In clinical situations involving accentuated atresia in the maxillary arch, palatal disjunction is called for. This treatment often requires an appliance change to achieve the desired movement. The aim of this article was to demonstrate a simple and effective method to increase the capacity of the expander screw and thus avoid the need to remove and replace it.
A main objective of orthodontic treatment is to correct any sagittal, vertical, or transversal discrepancy, whether of a dental or a skeletal nature, or a combination of the two. Several studies have demonstrated the effectiveness of rapid maxillary expansion in the treatment of transversal deficiencies.

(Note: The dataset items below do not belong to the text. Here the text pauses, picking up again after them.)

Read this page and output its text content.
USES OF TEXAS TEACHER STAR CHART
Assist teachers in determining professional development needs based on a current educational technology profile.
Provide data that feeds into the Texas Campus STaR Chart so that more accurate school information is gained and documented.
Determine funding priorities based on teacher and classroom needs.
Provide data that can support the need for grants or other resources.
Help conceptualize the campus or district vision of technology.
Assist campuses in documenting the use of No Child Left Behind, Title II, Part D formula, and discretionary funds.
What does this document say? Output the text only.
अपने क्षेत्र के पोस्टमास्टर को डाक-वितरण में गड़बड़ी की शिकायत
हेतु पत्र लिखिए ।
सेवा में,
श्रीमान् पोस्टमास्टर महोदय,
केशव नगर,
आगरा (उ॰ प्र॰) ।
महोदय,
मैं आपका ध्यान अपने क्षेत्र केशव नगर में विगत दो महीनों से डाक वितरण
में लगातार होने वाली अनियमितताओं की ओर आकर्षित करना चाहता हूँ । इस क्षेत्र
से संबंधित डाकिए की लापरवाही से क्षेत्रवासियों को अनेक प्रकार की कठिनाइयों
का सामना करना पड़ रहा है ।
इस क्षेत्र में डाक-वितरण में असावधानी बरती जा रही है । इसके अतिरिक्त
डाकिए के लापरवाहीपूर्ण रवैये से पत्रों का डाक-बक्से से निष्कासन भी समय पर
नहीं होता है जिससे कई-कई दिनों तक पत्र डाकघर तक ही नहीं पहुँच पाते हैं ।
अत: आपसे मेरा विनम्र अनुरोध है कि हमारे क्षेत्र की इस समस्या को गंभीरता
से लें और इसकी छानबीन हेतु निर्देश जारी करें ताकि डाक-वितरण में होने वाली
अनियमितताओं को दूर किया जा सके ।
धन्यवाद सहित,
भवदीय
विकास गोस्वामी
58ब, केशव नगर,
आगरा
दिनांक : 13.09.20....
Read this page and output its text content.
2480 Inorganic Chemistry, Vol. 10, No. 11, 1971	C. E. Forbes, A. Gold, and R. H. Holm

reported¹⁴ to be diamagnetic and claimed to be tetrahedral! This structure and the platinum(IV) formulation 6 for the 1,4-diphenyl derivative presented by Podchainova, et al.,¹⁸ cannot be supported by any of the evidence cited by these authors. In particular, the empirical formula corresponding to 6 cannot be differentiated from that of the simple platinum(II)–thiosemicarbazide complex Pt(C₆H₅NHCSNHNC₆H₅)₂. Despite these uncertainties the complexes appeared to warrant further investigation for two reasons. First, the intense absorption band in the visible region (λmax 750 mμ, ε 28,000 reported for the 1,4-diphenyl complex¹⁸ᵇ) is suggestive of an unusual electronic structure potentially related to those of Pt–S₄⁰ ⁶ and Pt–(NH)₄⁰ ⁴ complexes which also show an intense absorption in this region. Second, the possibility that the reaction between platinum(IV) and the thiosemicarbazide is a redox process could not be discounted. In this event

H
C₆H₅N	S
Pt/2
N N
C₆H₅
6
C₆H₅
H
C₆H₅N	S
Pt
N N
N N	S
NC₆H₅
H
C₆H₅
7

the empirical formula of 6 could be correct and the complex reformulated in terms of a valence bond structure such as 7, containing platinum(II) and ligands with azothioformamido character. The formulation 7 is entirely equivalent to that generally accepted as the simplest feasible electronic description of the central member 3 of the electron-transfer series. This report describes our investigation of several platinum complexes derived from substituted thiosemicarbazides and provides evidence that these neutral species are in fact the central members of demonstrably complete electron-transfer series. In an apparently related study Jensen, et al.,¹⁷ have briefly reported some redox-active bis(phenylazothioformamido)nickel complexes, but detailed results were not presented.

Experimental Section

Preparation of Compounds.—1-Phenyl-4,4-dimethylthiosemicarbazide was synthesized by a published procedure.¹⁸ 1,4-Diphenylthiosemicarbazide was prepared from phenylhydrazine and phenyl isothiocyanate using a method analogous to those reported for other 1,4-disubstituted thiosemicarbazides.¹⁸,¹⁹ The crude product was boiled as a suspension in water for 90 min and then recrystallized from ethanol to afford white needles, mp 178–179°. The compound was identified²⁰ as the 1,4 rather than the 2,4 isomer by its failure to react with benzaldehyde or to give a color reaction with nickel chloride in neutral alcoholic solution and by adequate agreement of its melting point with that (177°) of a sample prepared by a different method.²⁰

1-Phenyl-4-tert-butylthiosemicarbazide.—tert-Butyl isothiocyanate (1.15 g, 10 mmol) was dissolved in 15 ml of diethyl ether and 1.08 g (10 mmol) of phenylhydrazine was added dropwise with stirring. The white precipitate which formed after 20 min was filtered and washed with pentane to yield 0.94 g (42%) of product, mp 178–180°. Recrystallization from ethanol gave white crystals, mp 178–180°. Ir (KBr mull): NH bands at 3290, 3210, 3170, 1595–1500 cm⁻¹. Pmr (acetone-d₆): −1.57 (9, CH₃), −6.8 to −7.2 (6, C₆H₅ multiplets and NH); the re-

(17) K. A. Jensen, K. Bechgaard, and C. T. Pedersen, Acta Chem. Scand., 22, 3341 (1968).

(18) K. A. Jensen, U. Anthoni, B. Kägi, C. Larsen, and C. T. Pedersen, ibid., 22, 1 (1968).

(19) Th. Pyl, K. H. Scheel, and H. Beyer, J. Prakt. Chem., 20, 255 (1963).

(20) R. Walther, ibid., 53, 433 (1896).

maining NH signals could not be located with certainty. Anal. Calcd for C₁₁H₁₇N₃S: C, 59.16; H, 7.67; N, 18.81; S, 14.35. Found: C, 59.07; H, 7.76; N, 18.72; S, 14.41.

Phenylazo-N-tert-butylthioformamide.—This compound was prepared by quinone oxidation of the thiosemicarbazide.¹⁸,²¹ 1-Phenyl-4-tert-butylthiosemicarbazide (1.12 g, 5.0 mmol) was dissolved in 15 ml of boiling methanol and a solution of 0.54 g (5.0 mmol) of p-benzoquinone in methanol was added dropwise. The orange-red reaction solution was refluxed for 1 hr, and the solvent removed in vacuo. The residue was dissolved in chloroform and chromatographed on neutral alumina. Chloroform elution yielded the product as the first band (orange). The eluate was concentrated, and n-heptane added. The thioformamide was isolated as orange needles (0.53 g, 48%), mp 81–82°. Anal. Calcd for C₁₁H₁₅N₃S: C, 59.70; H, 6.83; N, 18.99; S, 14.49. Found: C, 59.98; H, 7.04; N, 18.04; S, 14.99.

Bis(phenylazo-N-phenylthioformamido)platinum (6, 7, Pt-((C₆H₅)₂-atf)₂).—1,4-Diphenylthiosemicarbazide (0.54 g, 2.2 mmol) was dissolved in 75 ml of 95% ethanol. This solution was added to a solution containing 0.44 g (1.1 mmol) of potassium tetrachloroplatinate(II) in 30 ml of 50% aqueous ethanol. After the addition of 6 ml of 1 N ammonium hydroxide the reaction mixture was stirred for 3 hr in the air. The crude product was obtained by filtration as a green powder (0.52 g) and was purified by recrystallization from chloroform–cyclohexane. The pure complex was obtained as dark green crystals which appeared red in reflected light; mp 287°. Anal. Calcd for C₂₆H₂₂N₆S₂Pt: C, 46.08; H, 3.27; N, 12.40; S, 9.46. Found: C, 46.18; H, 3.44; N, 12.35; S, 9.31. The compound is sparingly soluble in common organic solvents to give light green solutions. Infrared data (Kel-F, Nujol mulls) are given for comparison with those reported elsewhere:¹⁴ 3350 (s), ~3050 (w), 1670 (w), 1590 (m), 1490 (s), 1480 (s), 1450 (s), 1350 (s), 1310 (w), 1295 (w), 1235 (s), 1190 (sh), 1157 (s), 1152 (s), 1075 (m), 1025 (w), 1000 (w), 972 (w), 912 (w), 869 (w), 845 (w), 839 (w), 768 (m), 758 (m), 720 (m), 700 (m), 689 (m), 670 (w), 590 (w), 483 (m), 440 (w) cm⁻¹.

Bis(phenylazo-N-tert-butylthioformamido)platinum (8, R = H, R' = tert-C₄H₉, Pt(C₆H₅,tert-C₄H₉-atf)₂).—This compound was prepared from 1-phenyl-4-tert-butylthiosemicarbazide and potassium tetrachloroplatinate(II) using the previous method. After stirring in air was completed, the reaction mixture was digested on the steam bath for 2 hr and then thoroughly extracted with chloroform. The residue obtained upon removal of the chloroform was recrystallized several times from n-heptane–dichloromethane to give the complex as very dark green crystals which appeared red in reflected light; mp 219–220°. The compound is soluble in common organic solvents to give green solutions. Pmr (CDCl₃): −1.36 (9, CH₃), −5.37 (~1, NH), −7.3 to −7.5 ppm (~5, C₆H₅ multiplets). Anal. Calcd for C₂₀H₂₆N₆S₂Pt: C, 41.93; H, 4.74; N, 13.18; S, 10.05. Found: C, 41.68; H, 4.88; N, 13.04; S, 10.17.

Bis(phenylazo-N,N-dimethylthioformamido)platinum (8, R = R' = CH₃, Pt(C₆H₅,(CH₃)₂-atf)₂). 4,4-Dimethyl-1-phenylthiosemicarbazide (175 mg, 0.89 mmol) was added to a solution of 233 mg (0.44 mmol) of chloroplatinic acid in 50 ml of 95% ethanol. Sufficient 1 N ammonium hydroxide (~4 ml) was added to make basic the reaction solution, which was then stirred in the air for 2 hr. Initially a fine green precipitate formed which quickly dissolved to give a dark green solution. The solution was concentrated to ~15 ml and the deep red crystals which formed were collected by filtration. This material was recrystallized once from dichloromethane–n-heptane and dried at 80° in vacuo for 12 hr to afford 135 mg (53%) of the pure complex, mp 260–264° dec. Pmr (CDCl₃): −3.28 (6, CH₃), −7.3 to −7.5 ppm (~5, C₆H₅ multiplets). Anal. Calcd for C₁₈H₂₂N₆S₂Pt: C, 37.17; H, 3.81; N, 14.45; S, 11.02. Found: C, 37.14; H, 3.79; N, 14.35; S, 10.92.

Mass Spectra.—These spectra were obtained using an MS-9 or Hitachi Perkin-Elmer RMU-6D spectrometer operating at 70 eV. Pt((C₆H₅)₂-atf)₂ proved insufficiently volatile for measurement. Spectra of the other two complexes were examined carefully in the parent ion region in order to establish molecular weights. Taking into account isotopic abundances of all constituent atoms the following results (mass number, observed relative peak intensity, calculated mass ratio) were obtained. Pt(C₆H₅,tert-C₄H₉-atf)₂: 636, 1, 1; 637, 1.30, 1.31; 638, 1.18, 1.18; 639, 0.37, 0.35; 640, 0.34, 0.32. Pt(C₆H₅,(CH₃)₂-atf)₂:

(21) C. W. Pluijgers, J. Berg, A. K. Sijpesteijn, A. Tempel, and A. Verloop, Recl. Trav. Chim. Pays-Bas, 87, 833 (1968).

Rapid maxillary expansion corrects the deficiency in the maxillary arch width by disarticulation of the median palatine suture and by the separation of the maxillary bones and the circummaxillary suture system. Palatal disjunctor appliances are used to achieve these results. These appliances have screws that are activated to promote separation of the palatine suture. However, patients with a severe maxillary transverse growth deficiency sometimes require expansion beyond the capacity of a conventional expansion screw. For these patients, it is necessary to insert a new appliance or change the screw to complete the opening of the median palatine suture. To avoid a second clinical-laboratory procedure, the aim of this article was to describe a simple and effective method of increasing the opening capacity of expander screws.
A 15-year-old patient sought orthodontic treatment for crowding. The patient had a Class II dental and skeletal relationship with accentuated maxillary atresia (18 mm) and no space to accommodate the maxillary and mandibular teeth ( Fig 1 ). Rapid maxillary expansion was proposed, followed by tooth extractions, use of an extraoral high-pull headgear, and correction with a fixed orthodontic appliance.
The first stage of treatment began with palatal disjunction with the mixed disjunctor proposed by Pithon. When the appliance was made, it was possible only to fit an 11-mm screw, because of the extensive maxillary atresia ( Fig 2 ). After the appliance was fitted, the patient was instructed to activate it 2 times per day for 22 days, creating an opening of 11 mm. However, another 7 mm of opening was still needed. To achieve this, resin composite was applied to the exposed threads of the screw to increase its expansion capacity. Initially, prophylaxis of the threads was performed with a Brush of Robinson (Microdont, São Paulo, Brazil) and pumice stone to eliminate the adhering bacterial plaque, which could compromise adhesion of the composite, followed by isolation of the operative field; then the resin composite (Z100; 3M ESPE, Sumaré, São Paulo, Brazil) was applied with a spatula used for composites and a brush imbibed in primer ( Fig 3 ).
After the composite was light-polymerized, the patient was instructed to activate the appliance for 14 more days, totaling 18 mm of screw opening. The patient was instructed to avoid eating chewy or tough foods to prevent fracture of the resin composite.
At the end of the 14-day period, the patient returned to the dental office, where the effectiveness of the technique was noted ( Fig 4 ).